Nicola Sturgeon has received an apology from a Tory politician after being "so deeply offended" by a comment directed at her in the Scottish Parliament.
The first minister complained to the presiding officer during a debate around sectarian chanting during the recent Old Firm Derby, after she was heckled by Tory MSP Tess White.
Ms Sturgeon had been telling MSPs at First Minister's Questions that Scotland "is home" to anyone who chooses to live there, after a minority of Rangers fans were accused of expressing anti-Irish sentiment toward Celtic fans at Sunday's football match.
She said: "We should all come together to tackle this. Can I say clearly I know everybody across this chamber will support this.
"I take the view that anybody who chooses to live in Scotland whether they and their families have been here for generations or whether they have come to Scotland very recently, is home. This is their home and we should not allow anybody to say..."
But she was "deeply aggrieved" by Ms White, who interrupted to say "except if you're English".
Presiding Officer Alison Johnstone reminded MSPs they must "treat one another with great dignity and respect" while speaking in the chamber.
The first minister told the presiding officer that she would be taking up the matter with her after the session so that the MSP could reflect on her words.
Visibly upset, Ms Sturgeon said: "Presiding officer I have just heard a comment made to me from a sedentary position.
"I would not normally do this but I am so deeply offended by the comment that I do want to after the session to take up with you, so that the, with your permission, member may be asked to reflect on that and to withdraw that comment.

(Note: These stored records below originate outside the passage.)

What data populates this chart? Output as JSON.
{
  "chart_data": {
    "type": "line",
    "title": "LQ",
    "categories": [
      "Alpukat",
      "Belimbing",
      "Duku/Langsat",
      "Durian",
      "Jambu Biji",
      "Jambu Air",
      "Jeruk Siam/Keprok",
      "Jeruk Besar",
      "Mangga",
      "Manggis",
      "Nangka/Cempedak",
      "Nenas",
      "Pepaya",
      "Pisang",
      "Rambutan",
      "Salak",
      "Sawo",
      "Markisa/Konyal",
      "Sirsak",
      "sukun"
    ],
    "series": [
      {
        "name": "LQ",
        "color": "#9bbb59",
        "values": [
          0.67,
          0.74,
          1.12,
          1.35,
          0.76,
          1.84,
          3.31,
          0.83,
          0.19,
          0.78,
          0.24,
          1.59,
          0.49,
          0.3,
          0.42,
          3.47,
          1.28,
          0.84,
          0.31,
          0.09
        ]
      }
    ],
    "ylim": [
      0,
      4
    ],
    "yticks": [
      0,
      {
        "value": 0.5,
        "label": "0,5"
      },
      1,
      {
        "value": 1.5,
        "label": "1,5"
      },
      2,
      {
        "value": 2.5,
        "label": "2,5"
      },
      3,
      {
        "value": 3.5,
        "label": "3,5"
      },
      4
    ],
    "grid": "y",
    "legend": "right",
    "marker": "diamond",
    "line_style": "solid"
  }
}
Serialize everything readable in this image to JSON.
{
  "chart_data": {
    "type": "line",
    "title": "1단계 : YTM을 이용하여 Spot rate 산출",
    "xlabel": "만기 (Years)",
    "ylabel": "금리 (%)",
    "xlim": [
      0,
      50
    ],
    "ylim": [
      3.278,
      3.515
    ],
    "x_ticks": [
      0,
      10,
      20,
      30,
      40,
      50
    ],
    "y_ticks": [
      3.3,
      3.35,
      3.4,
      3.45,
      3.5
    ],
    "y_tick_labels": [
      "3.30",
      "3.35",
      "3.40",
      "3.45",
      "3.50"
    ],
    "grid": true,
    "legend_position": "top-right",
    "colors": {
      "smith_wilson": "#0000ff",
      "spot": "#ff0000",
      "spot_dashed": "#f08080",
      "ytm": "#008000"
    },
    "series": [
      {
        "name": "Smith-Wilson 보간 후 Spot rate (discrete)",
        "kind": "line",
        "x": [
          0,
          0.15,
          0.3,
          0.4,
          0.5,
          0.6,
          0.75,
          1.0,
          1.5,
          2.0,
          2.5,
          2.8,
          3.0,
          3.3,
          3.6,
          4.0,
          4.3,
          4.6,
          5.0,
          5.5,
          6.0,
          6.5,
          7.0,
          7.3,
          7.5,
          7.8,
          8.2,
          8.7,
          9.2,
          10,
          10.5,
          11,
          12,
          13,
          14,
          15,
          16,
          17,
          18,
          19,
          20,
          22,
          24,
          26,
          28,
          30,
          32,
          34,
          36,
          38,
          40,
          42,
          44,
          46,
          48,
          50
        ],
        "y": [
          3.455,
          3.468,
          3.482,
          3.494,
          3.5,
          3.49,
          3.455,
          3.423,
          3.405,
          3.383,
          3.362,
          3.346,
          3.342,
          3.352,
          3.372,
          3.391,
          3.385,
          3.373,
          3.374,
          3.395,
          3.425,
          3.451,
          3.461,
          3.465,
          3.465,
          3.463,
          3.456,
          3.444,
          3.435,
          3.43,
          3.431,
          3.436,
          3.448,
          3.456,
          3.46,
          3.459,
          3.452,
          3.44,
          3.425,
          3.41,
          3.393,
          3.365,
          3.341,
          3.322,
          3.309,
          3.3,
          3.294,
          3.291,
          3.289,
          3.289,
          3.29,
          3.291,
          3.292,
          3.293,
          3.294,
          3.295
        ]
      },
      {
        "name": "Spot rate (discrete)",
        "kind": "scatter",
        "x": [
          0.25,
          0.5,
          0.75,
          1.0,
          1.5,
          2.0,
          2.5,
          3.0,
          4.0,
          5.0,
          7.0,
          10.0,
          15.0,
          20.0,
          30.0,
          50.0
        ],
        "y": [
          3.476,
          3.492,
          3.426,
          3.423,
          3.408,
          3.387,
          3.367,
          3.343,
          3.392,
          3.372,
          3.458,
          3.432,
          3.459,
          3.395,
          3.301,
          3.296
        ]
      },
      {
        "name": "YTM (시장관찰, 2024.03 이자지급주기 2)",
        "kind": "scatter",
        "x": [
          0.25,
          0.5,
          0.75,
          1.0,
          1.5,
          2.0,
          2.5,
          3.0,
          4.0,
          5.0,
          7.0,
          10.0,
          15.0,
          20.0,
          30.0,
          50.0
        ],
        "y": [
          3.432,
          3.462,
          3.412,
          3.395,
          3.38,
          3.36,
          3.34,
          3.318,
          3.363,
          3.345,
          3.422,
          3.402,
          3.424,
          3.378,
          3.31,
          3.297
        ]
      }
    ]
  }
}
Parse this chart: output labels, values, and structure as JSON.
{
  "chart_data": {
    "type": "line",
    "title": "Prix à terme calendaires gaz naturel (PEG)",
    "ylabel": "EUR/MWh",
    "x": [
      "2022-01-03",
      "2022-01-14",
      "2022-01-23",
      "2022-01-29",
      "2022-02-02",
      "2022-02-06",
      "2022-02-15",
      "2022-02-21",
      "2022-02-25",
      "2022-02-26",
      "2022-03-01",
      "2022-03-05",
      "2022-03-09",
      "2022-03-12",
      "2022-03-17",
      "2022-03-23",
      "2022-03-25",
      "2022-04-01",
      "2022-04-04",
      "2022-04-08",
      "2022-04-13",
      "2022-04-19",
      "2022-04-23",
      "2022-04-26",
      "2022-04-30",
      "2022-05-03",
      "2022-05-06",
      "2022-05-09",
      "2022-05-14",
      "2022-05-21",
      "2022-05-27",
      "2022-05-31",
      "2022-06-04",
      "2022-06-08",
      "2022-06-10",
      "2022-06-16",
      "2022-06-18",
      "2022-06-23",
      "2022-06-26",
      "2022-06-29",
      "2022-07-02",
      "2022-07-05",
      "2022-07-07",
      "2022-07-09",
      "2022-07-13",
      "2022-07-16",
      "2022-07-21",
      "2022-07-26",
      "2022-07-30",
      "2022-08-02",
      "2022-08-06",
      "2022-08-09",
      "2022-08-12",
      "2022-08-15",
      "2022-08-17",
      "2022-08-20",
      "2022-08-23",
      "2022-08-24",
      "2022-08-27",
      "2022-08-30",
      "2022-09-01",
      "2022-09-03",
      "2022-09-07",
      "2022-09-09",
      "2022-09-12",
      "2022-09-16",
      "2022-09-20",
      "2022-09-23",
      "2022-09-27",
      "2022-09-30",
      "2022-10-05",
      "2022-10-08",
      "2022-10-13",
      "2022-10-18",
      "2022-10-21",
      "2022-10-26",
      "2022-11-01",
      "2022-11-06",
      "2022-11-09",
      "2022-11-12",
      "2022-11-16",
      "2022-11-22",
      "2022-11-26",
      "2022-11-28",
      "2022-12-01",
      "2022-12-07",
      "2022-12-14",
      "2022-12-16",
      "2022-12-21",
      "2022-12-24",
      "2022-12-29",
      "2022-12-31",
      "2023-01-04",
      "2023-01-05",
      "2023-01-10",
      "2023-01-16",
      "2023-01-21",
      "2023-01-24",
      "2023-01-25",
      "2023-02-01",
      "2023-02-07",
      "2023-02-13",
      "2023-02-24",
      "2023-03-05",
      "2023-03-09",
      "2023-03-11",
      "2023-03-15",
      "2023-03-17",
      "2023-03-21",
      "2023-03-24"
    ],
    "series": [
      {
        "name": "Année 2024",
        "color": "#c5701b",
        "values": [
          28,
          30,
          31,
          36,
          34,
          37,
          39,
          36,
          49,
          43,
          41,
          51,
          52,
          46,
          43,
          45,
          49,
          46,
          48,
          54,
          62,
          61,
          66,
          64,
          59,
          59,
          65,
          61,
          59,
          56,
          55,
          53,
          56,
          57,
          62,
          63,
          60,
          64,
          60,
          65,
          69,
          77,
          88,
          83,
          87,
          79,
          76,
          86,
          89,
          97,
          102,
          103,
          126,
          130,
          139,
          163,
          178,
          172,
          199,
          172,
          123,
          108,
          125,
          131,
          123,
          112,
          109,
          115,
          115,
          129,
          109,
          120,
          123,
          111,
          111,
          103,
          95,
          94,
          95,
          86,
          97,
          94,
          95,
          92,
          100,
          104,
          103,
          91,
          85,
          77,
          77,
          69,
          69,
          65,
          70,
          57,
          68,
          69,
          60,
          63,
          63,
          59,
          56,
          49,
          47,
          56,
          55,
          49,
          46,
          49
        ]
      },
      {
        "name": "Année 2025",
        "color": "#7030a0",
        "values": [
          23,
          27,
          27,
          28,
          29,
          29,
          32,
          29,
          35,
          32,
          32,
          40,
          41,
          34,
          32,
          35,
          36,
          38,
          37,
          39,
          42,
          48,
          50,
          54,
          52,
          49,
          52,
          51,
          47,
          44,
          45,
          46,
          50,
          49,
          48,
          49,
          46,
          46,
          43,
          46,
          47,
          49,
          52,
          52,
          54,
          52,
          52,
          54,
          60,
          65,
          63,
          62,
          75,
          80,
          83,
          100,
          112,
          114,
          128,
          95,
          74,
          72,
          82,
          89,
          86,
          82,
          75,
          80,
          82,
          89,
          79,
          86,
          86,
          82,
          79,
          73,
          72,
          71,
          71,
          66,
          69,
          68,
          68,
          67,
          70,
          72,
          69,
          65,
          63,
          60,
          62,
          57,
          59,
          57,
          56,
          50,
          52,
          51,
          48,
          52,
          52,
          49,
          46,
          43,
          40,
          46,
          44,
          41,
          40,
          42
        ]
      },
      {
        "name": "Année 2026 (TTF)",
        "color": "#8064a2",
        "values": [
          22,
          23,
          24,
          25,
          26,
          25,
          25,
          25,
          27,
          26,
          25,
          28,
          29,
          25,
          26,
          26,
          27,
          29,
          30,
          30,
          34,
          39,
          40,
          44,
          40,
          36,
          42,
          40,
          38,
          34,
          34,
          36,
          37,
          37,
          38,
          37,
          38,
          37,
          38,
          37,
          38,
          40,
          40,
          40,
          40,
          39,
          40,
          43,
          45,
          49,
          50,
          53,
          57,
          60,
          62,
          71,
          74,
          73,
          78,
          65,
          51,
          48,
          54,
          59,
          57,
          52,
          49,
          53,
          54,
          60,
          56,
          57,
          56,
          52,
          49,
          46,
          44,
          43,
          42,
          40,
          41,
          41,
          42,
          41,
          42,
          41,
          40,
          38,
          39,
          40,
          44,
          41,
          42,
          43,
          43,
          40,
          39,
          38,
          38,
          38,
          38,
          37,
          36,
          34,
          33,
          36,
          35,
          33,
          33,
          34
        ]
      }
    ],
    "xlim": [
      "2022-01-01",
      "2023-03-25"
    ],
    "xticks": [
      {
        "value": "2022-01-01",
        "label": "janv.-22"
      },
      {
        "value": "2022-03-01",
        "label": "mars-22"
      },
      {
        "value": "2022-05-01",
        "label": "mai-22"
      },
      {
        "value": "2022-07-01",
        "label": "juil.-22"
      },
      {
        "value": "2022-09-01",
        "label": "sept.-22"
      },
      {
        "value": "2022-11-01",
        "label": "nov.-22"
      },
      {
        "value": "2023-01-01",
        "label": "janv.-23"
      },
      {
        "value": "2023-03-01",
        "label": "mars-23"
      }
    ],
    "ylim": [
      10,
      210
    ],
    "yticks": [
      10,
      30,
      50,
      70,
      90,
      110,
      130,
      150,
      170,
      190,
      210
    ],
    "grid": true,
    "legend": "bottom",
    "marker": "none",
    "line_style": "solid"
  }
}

"It was a comment that would have been unacceptable in any context within the context of what we are discussing here right now.
"I am deeply aggrieved that any member thought that was an appropriate thing to say."
Ms White later apologised in the chamber.
She said: “My comments during First Minister’s Questions were over the line and I would like to withdraw them and apologise to both the chamber and the first minister.”